River stories: Su arrive à France

Tudo começou numa longa viagem de 24 horas que se esperava miserável, terrível, sofrida. “Só tu, Susana.” diziam os que melhor me conhecem, “Ir de avião era demasiado normal?” Bem, sim, mas foi tudo por uma questão de euros desta vez, e a viagem foi fantástica.

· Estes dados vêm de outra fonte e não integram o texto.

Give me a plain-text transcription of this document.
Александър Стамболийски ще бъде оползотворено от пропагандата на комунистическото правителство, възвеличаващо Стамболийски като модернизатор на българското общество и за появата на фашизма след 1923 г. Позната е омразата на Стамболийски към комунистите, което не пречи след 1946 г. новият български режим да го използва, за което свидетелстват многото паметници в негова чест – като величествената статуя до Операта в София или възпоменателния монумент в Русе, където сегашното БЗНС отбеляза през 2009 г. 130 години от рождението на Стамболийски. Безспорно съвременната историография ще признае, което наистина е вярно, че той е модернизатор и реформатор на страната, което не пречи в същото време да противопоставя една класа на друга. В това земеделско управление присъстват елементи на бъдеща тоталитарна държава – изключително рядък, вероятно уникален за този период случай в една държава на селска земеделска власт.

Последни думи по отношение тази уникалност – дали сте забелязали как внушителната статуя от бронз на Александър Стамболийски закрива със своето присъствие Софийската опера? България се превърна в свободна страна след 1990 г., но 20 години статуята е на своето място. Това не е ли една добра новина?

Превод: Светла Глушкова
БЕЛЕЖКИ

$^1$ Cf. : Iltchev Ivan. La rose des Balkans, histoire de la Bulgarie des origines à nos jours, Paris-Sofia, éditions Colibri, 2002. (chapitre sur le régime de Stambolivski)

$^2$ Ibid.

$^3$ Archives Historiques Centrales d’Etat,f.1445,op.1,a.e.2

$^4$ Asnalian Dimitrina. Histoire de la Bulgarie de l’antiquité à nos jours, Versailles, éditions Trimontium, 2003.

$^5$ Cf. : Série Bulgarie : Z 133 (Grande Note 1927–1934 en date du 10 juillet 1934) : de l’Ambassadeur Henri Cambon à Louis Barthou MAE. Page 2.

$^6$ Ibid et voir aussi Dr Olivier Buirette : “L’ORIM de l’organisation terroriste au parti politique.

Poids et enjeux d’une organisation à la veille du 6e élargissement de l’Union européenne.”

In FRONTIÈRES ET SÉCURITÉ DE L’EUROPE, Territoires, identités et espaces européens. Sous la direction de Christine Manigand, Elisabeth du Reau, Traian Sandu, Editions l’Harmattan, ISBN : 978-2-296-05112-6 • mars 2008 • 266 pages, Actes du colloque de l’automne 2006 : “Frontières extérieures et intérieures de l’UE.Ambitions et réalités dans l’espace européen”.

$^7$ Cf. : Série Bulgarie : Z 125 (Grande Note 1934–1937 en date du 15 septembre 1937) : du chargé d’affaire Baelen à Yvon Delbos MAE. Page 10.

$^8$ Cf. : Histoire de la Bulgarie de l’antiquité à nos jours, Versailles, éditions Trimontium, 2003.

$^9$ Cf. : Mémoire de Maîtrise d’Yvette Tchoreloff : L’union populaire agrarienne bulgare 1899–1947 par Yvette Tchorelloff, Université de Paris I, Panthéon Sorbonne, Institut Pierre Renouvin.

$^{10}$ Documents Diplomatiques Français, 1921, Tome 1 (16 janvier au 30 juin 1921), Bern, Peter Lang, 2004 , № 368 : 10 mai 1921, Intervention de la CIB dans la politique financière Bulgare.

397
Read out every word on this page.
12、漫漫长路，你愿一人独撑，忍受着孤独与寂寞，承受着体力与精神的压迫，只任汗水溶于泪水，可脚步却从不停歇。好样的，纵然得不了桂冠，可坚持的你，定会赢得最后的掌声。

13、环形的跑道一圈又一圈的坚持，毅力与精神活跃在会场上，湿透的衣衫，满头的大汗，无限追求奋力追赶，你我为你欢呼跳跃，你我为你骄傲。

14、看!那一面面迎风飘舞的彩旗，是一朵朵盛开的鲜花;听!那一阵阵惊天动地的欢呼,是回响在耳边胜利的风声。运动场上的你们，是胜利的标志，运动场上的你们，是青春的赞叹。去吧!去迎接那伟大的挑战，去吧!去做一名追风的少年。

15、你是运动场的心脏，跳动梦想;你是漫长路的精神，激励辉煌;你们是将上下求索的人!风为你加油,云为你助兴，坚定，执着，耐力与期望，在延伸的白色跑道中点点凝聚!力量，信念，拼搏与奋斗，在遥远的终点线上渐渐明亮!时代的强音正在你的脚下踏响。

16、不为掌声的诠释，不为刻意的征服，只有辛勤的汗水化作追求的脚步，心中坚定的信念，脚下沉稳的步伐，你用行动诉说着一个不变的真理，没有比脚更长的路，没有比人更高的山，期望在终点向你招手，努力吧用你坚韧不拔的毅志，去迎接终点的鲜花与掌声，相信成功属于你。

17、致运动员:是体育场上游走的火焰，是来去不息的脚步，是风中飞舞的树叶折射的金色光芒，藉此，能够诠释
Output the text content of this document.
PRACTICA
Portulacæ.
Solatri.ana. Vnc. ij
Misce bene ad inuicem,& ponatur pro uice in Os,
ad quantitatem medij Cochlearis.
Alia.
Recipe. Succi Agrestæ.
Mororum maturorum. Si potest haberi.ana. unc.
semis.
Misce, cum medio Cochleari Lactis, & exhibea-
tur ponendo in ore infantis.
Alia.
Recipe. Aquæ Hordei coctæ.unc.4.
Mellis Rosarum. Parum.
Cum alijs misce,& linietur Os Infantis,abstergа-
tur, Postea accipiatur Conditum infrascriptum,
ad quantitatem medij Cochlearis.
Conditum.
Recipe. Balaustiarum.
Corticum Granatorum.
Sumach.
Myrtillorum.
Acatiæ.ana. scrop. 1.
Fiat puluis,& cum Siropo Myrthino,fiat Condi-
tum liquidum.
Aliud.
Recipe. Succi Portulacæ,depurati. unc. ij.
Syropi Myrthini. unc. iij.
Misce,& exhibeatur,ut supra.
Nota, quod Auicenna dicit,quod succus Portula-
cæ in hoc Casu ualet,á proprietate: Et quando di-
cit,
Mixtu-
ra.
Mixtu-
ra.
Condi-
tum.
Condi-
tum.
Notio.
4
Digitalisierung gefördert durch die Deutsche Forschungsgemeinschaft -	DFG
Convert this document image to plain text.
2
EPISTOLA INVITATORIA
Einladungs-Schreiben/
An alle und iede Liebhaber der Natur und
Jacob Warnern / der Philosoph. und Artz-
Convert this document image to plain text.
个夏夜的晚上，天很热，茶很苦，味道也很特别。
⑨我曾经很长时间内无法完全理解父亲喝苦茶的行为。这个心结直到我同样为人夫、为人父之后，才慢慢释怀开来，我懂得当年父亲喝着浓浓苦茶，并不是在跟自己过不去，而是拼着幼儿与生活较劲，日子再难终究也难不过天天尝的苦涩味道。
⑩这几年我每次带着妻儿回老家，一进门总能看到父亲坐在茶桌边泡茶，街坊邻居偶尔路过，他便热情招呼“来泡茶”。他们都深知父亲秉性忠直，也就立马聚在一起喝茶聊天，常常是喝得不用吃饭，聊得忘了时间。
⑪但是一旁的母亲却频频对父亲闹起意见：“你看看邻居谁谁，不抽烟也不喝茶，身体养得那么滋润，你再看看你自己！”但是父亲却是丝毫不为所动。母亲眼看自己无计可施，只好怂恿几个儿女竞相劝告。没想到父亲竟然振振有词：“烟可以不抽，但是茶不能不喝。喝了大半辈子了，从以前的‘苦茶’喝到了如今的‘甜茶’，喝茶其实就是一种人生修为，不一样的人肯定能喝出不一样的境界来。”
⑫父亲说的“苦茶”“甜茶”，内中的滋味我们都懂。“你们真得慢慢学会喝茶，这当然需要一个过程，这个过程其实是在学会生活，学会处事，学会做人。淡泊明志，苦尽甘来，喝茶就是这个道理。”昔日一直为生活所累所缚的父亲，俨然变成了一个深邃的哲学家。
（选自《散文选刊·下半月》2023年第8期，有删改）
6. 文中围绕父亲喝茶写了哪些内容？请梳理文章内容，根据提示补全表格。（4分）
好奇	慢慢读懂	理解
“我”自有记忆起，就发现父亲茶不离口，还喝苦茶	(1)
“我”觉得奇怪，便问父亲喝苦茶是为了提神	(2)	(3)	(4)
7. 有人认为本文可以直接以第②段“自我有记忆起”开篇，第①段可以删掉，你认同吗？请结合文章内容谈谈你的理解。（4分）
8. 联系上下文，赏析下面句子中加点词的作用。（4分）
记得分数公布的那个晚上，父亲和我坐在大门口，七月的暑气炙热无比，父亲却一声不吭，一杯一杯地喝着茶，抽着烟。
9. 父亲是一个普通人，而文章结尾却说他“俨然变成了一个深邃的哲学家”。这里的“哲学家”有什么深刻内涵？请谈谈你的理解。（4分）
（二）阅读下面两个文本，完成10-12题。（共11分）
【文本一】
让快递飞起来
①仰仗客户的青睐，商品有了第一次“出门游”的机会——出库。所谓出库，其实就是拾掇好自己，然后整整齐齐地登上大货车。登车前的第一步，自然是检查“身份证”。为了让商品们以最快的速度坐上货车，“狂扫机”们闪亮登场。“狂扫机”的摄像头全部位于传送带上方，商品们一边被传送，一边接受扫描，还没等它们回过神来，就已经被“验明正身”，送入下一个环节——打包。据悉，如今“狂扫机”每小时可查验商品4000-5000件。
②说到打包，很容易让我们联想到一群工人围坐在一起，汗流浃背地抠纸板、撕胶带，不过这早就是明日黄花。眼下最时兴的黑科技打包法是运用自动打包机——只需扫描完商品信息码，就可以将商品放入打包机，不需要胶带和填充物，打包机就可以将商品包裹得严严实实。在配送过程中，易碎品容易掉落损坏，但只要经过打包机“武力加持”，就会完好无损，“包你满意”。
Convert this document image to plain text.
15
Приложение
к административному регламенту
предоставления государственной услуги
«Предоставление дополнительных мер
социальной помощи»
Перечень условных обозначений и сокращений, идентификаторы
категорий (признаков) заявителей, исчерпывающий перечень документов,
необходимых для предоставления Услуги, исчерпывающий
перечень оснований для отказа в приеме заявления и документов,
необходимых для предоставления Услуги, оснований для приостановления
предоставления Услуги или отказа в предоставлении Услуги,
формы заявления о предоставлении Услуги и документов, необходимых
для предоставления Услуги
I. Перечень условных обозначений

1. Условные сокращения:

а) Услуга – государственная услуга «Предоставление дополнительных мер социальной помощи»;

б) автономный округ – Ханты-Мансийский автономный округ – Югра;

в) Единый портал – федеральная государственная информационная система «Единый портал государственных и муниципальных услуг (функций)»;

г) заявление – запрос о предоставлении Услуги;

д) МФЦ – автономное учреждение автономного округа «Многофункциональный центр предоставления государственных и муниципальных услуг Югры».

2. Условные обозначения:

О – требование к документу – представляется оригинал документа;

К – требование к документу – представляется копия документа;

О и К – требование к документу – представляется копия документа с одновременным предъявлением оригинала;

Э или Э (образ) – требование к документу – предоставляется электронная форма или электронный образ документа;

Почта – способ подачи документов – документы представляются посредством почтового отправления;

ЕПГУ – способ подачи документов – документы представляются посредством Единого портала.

Os quatro meses em que todos os dias passava 4 horas em transportes públicos tornaram a longa viagem num momento de descanso, de calma, meu.
Cheguei, demasiado cedo, ou não seria eu.
Tudo começa a desenrolar-se: um almoço, a sesta no meu novo quarto, o jogo de poker, a primeira sessão de skype com os pais, dormir, acordar, apanhar amoras, aprender um novo jogo, caminhada, mais jogos, mais festa, mais amigos.
Por algum estranho motivo tudo me é familiar: a cama, o carro, os espaços. O francês sai arranhado, mas é agradável de ouvir. A única coisa com a qual não consigo lidar é a música que passa na radio, um dia destas irei certamente levar com o Justin Bieber, e questionar-me pela milionésima vez: “Não era para França que vinham os portugueses, para conhecerem o ponto alto da cultura europeia?”, não sei bem onde ficou a parte musical, mas todos os dias me doem ligeiramente os ouvidos e a alma. Ainda assim e como sempre, é aquela música da Rihanna que odeio que sei de cor, enquanto luto há três anos para decorar a minha canção preferida.
As pessoas. (Acrescentar à lista de agradecimentos diários as fantásticas pessoas que me rodeiam aqui). As pessoas são a parte mais importante, porque me fazem sentir entre amigos, porque me fazem sentir bonita, porque cantam e dançam, partilham segredos, e porque esperam que eu encontre a palavra francesa para me exprimir, e arranham o que podem no inglês para me ajudar.
Os miúdos. Hoje fiquei pela primeira vez sozinha com os miúdos: obedecem quando lhes apetece, testam-me a maior parte das vezes; mas vão-se aproximando. E eu fico com um pé atrás, amanhã é dia de arrumar o quarto, e não quero elevar as expectativas.
O rio. Nunca substituirá o oceano, mas tento lembrar-me das palavras sábias de Sidharta. Um dia irei falar com o rio, tal como falo com o mar, nesse dia conto-vos o que ele tem guardado para me dizer.

Nunca soube porque tinha de vir para aqui, mas segui o instinto e Gien sabe-me bem. Tudo isto está correcto, é só mais uma parte do caminho, só mais uma parte da aventura. E como é bom libertar-mo-nos das amarras e seguir o caminho dos loucos.